(1869 - 1947)
Frances Hodgkins was born in Dunedin on the South Island of New Zealand. She trained at the Dunedin School of Art, going on to work as an art tutor and producing paintings and illustrations for publications. In 1901 she left New Zealand for Europe, travelling through France and Morocco, before settling in London in 1913. Her work featured in several group shows including at the Royal Academy (1905) and with the Seven and Five Society (from 1929).
In the 1930s and 1940s, Hodgkins’ work was shown in exhibitions of modern British art, alongside artists such as John Piper, Henry Moore and Paul Nash. In 1940 she was one of a group of artists representing Britain at the Venice Biennale. Her double portrait, Loveday and Ann: Two Women with a Basket of Flowers (1915) was acquired by the Tate in 1944. She was part of an important group exhibition of work by Francis Bacon, Henry Moore, Matthew Smith and Graham Sutherland, held in 1945 at the Lefevre Gallery, London.

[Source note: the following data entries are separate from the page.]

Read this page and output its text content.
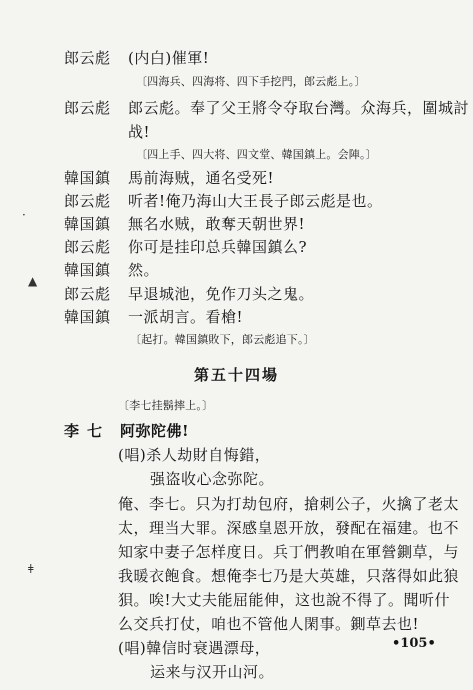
郎云彪 (内白)催軍!
〔四海兵、四海将、四下手挖門，郎云彪上。〕
郎云彪 郎云彪。奉了父王將令夺取台灣。众海兵，圍城討
战!
〔四上手、四大将、四文堂、韓国鎮上。会陣。〕
韓国鎮 馬前海贼，通名受死!
郎云彪 听者!俺乃海山大王長子郎云彪是也。
韓国鎮 無名水贼，敢奪天朝世界!
郎云彪 你可是挂印总兵韓国鎮么?
韓国鎮 然。
郎云彪 早退城池，免作刀头之鬼。
韓国鎮 一派胡言。看槍!
〔起打。韓国鎮敗下，郎云彪追下。〕
第五十四場
〔李七挂鬍摔上。〕
李七 阿弥陀佛!
(唱)杀人劫財自悔錯，
强盗收心念弥陀。
俺、李七。只为打劫包府，搶刺公子，火擒了老太
太，理当大罪。深感皇恩开放，發配在福建。也不
知家中妻子怎样度日。兵丁們教咱在軍營鍘草，与
我暖衣飽食。想俺李七乃是大英雄，只落得如此狼
狽。唉!大丈夫能屈能伸，这也說不得了。聞听什
么交兵打仗，咱也不管他人閑事。鍘草去也!
(唱)韓信时衰遇漂母，
运来与汉开山河。
•105•
·
▲
ǂ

Despite the artistic milieu that she was part of, and her expertise at absorbing and adapting the colour, energy and techniques of artists such as Matisse and Braque, Hodgkins’ artistic reputation was overlooked in mid-century accounts of modern British art, as was the case with many other women artists of that time. By 1969, however, her artistic reputation began to revive with a centenary exhibition that toured New Zealand, Australia and London. Several monographs of her work were published in the 1990s, which introduced her work to new audiences.